Google’s Nexus support forums are the first place to look for solutions for Android 5.1 Lollipop issues. There, Nexus users and forum moderators will offer useful advice and present temporary or permanent fixes. That’s a site that you’ll want to bookmark as a resource. It’s free and easy to navigate.

Social media sites like Twitter are also helpful places to go should something come up during the Android 5.1.1 Lollipop installation process or after the software is installed. The Android Central Forums are also another solid place to look for possible fixes or help with the update should you need it. XDA-Developers is also a good site to check out though it’s typically a little more dense.

We’ve also put together a list of potential Android 5.1 Lollipop problems and fixes that’s worth checking out if you’re not familiar with some of the more common problems and fixes.

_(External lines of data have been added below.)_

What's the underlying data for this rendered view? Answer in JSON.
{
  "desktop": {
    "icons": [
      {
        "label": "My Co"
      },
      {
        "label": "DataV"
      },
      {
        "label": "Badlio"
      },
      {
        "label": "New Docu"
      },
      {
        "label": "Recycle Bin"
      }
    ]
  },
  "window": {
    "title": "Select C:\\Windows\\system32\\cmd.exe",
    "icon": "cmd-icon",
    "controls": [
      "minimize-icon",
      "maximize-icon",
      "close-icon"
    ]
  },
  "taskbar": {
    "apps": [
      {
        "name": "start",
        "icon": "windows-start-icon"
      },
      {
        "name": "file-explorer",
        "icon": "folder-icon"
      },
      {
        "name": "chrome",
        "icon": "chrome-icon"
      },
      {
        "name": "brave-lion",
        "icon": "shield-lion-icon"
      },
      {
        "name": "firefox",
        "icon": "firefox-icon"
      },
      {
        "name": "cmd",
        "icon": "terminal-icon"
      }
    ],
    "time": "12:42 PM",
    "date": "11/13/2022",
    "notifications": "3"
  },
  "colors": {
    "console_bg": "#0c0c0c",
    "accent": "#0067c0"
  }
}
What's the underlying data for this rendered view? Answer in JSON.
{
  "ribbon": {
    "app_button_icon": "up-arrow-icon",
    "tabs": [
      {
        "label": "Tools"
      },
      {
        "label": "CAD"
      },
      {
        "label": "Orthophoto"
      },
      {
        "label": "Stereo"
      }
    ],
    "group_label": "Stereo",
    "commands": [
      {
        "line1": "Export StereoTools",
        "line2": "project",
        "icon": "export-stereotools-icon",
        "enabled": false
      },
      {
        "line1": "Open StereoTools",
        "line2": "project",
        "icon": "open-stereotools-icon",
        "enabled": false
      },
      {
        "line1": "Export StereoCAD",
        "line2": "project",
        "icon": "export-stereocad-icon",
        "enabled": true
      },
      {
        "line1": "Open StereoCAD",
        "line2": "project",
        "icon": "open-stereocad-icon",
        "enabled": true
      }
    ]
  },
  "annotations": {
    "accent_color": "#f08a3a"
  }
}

Rooted/Custom ROM Users Proceed with Caution

If you are rooted and using custom ROMs, you will want to proceed to your Android 5.1.1 release date with caution. While power users will likely have no issues making the upgrade to the latest version of Android, average Nexus users that aren’t as involved in the community and Nexus users who have only recently rooted or installed custom software will need to be extremely careful.


Before you install Android 5.1.1, we suggest heading to a place like XDA-Developers or to a specific domain for your modded software (Cyanogenmod forums for example) to ensure that everything is working properly and to seek assistance if necessary. We expect a fairly smooth transition process for most people but again, you just never know what might occur.

Install Lollipop From Home If Possible

Install Android 5.1.1 Lollipop from your home base if possible. Installing at home means that there will be fewer distractions. It also means that you should have access to all of the proper information in case something goes wrong. The last thing you want is for something to go haywire while at work, in the middle of a class or on vacation.

You Can Downgrade to Android 5.1 or Below

Finally, if you get Android 5.1.1 Lollipop on board your device and you aren’t liking the performance, you will be able to downgrade. We’ve put together some instructions that detail the process. You’ll just need to substitute in the correct files. It’s something to keep in mind as we inch closer to the OTAs and potential Android 5.1.1 problems.